Now that we have merged our two dataframes, we can see that we have the expected NaN values. Let us handle this in a similar way to how we did previously. The main difference here is we will not populate with 'unknown' as before, but keep the scores numeric - so we will replace the NaN with Zeroes (0).

In [67]:
# replace NaN values in stress_event_count and severity_sum with 0
merged_ufo_df['stress_event_count'] = merged_ufo_df['stress_event_count'].fillna(0).astype(int)
merged_ufo_df['severity_sum'] = merged_ufo_df['severity_sum'].fillna(0).astype(int)


In [68]:
merged_ufo_df

Unnamed: 0,year,sightings_per_year,stress_event_count,severity_sum
0,1947,35,1,2
1,1948,7,0,0
2,1949,16,0,0
3,1950,27,1,4
4,1951,20,0,0
...,...,...,...,...
62,2009,4508,0,0
63,2010,4258,1,3
64,2011,5076,2,8
65,2012,7308,1,2


In [70]:
# export the merged DataFrame to a CSV file
merged_ufo_df.to_csv("../data/clean/merged_ufo_stress_data.csv", index=False)


### Final Merged Dataset Export Summary
The cleaned and aligned **'sightings_per_year'** dataset was merged with the **'global_stress events_summary'** dataset using a *left join*.
This preserves all years with recorded UFO sightings (1947-2013), while filling in 0 values for years without recorded global stress events.
The resulting dataset, **'merged_ufo_stress_data.csv'** contains:
- year
- sightings_per_year count
- stress_event_count
- severity_sum which gives each year a total global stress severity score. 

Saved as: '..data/clean/merged_ufo_stress_data.csv'


## Data Cleaning and Feature Engineering Summary

The UFO dataset underwent comprehensive cleaning to ensure analytical reliability. Key steps included:

- **Standardising column names** to lowercase with consistent formatting.
- **Handling missing values:**
  - Filled missing 'country', 'state', and 'shape' values with 'unknown'.
  - Removed 694 rows (~0.86%) where 'datetime' was missing or malformed, resulting in invalid 'year' values.
- **Cleaning problematic numeric columns:**
  - Converted 'duration (seconds)' and 'latitude' to numeric using 'pd.to_numeric()' with coercion.
  - Dropped 4 rows with invalid or non-numeric duration/latitude values.
- **Ensuring valid data ranges:**
  - Confirmed all latitude/longitude values were within Earth’s bounds.
  - Verified 'year' column ranged between 1947 and 2013 to align with the global stress dataset.
- **Dropped duplicate rows:** 2 exact duplicate entries were removed.
- **Converted data types:**
  - 'datetime' and 'date_posted' columns converted to proper datetime format.
  - Categorical fields ('country', 'state', 'shape') cast to 'category' type for efficient storage.
  - 'year' column cast to 'int' after NaNs were removed.

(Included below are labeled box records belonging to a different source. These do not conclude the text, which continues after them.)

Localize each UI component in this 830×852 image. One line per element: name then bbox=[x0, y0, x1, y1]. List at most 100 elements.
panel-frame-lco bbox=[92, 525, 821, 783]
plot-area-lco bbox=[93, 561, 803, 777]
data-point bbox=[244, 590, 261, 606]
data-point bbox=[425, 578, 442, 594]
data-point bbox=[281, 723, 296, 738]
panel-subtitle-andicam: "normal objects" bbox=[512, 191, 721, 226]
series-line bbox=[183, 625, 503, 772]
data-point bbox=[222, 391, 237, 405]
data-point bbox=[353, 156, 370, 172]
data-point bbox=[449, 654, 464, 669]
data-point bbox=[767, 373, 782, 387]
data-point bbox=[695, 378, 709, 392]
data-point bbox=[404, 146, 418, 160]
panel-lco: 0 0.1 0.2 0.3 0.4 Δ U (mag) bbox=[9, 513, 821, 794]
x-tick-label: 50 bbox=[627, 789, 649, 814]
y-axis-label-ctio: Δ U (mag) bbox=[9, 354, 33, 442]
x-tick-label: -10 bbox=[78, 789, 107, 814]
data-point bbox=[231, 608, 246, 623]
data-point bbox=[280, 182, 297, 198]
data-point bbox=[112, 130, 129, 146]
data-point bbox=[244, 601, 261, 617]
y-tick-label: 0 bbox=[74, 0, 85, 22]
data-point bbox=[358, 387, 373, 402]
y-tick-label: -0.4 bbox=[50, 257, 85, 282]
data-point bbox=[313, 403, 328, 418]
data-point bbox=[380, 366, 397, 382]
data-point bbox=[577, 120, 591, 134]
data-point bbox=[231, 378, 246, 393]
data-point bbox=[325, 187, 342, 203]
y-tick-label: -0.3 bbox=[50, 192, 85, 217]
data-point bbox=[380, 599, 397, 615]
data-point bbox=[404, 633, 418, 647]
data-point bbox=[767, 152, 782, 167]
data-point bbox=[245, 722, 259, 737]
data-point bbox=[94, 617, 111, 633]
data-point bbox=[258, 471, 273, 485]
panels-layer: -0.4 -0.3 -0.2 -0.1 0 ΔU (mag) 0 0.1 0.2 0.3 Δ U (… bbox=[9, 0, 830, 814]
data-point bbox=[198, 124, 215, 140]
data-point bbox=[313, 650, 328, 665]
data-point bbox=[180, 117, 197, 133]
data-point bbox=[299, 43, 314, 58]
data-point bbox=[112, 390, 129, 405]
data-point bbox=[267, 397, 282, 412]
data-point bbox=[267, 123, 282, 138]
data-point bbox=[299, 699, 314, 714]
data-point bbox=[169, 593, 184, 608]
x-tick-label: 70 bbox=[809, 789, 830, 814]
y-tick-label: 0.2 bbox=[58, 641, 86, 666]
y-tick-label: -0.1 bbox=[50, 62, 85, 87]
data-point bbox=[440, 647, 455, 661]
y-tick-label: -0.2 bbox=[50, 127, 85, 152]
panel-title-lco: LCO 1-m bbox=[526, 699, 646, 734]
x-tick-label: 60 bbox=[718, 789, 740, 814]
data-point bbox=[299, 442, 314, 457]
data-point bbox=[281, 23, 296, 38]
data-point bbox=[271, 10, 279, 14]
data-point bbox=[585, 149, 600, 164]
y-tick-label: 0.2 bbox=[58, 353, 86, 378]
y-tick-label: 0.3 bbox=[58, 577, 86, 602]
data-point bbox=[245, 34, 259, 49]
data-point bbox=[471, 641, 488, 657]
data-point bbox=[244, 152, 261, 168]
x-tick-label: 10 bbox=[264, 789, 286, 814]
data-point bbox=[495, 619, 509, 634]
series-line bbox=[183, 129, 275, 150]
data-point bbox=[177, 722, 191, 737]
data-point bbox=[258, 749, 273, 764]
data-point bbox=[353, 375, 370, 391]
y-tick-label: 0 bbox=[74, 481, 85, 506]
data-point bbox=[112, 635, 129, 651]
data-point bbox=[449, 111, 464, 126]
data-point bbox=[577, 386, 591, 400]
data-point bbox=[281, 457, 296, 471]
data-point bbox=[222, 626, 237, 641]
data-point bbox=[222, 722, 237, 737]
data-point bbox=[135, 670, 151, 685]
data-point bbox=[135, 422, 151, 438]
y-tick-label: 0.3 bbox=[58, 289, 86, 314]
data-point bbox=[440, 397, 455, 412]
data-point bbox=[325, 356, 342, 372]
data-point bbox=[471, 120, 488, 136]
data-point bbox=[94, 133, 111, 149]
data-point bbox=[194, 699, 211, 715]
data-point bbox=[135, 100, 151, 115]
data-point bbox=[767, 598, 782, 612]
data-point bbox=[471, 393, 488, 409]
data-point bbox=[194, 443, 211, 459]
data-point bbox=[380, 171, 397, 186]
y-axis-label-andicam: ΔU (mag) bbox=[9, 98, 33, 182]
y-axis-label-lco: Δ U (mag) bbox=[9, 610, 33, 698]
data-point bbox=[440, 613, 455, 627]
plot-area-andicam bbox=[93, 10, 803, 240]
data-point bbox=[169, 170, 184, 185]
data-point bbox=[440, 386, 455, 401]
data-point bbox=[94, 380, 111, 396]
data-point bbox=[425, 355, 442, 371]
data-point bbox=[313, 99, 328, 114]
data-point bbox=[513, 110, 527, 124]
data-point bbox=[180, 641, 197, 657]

### Feature Engineering Summary

To prepare for analysis and regression, the following features were created:

- **'year'** extracted from the 'datetime' column to serve as a temporal anchor for all analysis.
- **'sightings_per_year'**: A new summary DataFrame was created by grouping the cleaned UFO dataset by 'year', counting the number of sightings annually.
- The global stress dataset was also cleaned:
  - Columns standardised and typed correctly.
  - Aggregated into a yearly summary with:
    - 'stress_event_count' (number of stress events per year)
    - 'severity_sum' (total of severity scores per year).
- Both datasets were filtered to a shared timeframe (1947–2013) and merged using a **left join**, preserving years with zero stress events for baseline comparison.
- Missing values in the merged dataset (due to non-stress years) were filled with '0' to maintain continuity in analysis.